The found sounds from Apollo 17 - Nasa's last manned mission to the moon (so far) - gave us real voices from the past (in this case, 1973), a time when astronauts provide the template for modern day heroes, real-life supermen pointing the way to a bright future. Of course, that's not how it turned out but it was a nice dream while it lasted. 

Ali Mitchell

Tony Hodge

'So, here we are...'

 

When a project takes time and people are scattered and circumstances push the timeline again and again, it helps to have a rallying point, somewhere to bring all the parts together. Our rallying point was The Depot Studio where we experimented, recorded, mixed and mastered and where our engineer/producer/amp guru Craig Ross put up with seemingly endless delays and rethinks. Thanks Craig!         

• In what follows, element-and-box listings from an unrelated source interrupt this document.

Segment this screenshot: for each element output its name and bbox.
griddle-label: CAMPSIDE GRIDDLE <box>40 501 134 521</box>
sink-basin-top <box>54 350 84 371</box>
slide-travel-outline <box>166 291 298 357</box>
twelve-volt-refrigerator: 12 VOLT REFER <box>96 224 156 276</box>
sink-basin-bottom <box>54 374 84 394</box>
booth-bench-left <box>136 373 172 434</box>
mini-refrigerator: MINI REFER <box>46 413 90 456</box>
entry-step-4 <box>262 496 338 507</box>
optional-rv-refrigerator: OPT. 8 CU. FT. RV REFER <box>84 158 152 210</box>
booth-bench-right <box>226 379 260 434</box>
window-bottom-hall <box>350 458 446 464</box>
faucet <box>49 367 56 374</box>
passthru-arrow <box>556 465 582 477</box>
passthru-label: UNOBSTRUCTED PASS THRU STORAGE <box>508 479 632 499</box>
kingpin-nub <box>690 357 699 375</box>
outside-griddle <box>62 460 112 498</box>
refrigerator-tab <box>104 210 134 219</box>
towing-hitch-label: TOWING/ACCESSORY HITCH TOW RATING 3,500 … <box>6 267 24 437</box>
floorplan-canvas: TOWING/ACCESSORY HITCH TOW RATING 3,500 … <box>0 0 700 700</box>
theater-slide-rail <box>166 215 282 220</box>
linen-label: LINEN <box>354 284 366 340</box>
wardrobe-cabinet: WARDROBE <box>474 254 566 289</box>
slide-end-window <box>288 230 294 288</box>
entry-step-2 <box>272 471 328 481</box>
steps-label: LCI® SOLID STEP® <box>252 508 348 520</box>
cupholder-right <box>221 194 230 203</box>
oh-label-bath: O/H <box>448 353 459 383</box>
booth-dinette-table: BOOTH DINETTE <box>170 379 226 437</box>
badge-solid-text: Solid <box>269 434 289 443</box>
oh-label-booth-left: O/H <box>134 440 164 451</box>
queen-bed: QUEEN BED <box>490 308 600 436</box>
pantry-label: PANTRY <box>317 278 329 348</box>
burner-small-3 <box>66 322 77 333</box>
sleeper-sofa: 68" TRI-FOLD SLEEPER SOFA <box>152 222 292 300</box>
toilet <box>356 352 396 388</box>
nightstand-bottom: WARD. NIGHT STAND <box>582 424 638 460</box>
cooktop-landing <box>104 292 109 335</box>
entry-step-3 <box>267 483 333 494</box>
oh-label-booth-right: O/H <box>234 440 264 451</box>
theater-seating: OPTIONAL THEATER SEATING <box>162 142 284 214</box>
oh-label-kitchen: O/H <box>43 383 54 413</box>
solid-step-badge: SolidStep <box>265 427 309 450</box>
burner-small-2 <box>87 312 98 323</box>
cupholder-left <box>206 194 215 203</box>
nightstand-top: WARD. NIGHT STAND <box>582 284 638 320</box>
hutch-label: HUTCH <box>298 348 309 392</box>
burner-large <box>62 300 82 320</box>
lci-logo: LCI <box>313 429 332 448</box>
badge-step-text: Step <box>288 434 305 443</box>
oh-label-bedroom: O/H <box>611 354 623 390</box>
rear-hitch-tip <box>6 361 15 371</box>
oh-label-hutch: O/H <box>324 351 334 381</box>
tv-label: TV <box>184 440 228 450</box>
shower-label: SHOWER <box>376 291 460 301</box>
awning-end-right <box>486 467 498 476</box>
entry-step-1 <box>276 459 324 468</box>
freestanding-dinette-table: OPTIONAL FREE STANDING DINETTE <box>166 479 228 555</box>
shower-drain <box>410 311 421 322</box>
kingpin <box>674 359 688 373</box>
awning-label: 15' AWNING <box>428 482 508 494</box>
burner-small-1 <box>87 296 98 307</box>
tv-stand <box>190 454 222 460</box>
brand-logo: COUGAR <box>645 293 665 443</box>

But over such a long time it was perhaps inevitable that not everyone could be part of this latest chapter. Family commitments meant that Kenny Haig, our front man and friend over the first 3 albums, couldn't make this set.

 

Stepping in and putting his stamp on the CM sound is LA-based vocalist Randall Thomas.

James Campbell

James is only one of several guests on these recordings, each of whom brings their own signature sound to Lost:Time

 

James Pulli (Metal Hall of Fame inductee with Impellitteri) delivered pounding bass on Shadows of our Good Intentions;

 

Larry Saltzman played all manner of percussion on Second Star;

 

Miriam Speyer gave us vocal layerings on Shadows of our Good Intentions

 

and Richard John Curran performed strings on Lost:Time.

The concept of looking back to understand our way forward emerged in the lyrics and the music: vintage keyboard tones, '80's-style twin guitar harmonies and even hair metal yells are pointers to the past, leaving no doubt as to the album's pedigree.

 

But nostalgia is a cul-de-sac and nods to the past needed to be balanced out with more modern elements. Electronics and found sounds featured in previous Crooked Mouth releases (both Hold in the Sun and One Bright Midnight) and they once again play a part here, along with modern metal vocal stylings and the enigmatic 'Space Goats'.

Mike McCann

Leen

And it was to NASA that we looked for the inspiration for the album art.

 

Here's our astronaut braving a desolate, primitive environment. Anyone familiar with the science fiction movies of the 1960s or '70s will perhaps see the call back to the opening sequence of Planet of the Apes as Charlton Heston and his companions battle their way across a desert landscape, lost yet still heroic.       

It's fair to say that each Crooked Mouth release has been subtly different from the last and the same can be said for Lost:Time. Those differences reflect the interests, influences and evolving tastes of the contributors, old and new. And so, to close, let me set your expectations by borrowing from the closing track: this time won't be the same - I promise.